No último domingo, enquanto alguns bilionários atravessavam o tapete vermelho do Museu de Arte Metropolitana de Nova York homenageando a Gilded Age dos Estados Unidos, uma viagem no tempo de fato aconteceu: o aborto começou a descer degraus em direção à clandestinidade, mais uma vez.

Isabelle Ottoni 5 maio 2022, 13:05

O que é necessário para a manutenção de direitos sociais? Uma lei? Muitas leis? Um governo inteiro, talvez. Talvez a maioria no Senado. Talvez a maioria no Senado e na Câmara de Deputados. A Presidência, talvez. E um governo que advogue por pautas sociais. Pessoas nas ruas. Muitas pessoas nas ruas. E talvez pesquisas que digam: sim, a maioria é a favor da manutenção desses direitos. Quando se trata da saúde reprodutiva feminina, temos um sim para cada talvez. E, ainda assim, é chegado o momento de encarar as horas: os Estados Unidos pode por um fim aos abortos legais. 

No último domingo, enquanto alguns bilionários atravessavam o tapete vermelho do Museu de Arte Metropolitana de Nova York homenageando a Gilded Age dos Estados Unidos, uma viagem no tempo de fato aconteceu: o aborto começou a descer degraus em direção à clandestinidade, mais uma vez. Em um vazamento publicado pela revista Politico, juízes da Suprema Corte se preparam para votar, em junho, o fim da permissão ao aborto. 

Como chegamos aqui? Primeiro, Roe x Wade, a decisão sobre abortos legais, é um precedente jurídico, não uma lei. Em 1973 a Suprema Corte dos Estados Unidos estabeleceu que, quando se tratava do direito à escolhas no campo da vida privada, o aborto era parte disso.
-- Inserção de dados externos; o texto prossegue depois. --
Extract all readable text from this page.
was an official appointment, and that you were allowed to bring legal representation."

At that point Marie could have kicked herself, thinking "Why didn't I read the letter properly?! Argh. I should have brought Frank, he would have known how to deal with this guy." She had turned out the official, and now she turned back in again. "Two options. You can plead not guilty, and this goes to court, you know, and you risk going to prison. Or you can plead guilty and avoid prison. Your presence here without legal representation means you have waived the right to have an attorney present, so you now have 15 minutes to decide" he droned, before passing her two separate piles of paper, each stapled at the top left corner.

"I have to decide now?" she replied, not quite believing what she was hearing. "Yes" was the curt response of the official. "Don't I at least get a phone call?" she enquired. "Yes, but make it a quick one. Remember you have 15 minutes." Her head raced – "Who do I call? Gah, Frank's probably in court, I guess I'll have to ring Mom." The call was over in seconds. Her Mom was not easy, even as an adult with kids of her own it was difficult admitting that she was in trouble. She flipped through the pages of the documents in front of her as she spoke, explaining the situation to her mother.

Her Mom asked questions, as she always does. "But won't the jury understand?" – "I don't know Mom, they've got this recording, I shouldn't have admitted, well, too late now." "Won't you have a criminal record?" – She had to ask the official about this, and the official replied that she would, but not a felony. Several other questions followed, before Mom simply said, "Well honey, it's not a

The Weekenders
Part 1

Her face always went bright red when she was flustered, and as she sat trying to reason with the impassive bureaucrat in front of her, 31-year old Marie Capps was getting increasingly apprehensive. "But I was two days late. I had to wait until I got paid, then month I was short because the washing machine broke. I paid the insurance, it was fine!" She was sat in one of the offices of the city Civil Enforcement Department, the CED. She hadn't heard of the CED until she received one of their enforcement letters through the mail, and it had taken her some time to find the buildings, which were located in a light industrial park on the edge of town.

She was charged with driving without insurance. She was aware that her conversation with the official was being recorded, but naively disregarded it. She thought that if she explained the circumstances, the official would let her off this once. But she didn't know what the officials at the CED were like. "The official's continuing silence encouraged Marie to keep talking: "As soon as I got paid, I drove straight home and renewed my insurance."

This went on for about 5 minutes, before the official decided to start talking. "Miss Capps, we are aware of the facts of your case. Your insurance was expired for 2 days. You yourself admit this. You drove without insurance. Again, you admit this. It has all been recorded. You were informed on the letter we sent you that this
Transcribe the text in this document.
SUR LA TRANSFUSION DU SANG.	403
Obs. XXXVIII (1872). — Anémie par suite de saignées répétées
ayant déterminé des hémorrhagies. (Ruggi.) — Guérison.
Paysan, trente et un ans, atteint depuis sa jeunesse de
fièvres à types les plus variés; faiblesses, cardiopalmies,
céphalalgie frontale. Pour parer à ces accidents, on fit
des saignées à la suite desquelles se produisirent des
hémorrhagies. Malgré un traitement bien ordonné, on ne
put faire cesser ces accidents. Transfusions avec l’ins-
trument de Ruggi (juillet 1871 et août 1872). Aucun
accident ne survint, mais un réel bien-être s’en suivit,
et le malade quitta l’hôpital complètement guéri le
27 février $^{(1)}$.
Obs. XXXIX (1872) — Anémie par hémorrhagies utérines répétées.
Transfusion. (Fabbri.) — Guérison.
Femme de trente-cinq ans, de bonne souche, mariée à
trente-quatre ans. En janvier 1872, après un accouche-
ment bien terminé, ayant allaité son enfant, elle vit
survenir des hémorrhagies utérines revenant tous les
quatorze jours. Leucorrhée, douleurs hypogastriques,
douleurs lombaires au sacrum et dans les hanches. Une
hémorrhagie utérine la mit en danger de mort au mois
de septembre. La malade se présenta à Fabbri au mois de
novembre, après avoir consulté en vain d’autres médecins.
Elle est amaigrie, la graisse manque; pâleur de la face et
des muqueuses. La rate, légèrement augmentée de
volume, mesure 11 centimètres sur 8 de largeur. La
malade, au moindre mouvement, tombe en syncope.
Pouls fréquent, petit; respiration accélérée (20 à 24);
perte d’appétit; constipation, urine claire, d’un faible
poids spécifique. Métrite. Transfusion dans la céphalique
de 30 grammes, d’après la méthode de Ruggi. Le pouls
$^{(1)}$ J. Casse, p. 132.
Uma escolha pessoal, com implicações pessoais. Por sete votos a dois, estava dado o precedente. Era o “direito ao respeito da vida privada, presente na 14ª Emenda da Constituição”. Outras decisões asseguram a manutenção do direito, como a Planned Parenthood v. Danforth. 

Nos anos 60, para uma mulher ter acesso ao aborto nos Estados Unidos, a gravidez teria que colocar a vida dessa mulher em risco. Ela precisaria, então, testemunhar frente a vários homens responsáveis por decidir se ela poderia ou não ter acesso ao procedimento. Em quase todos os casos mulheres só eram permitidas judicialmente ao aborto seguro se aceitassem também uma operação de esterilização.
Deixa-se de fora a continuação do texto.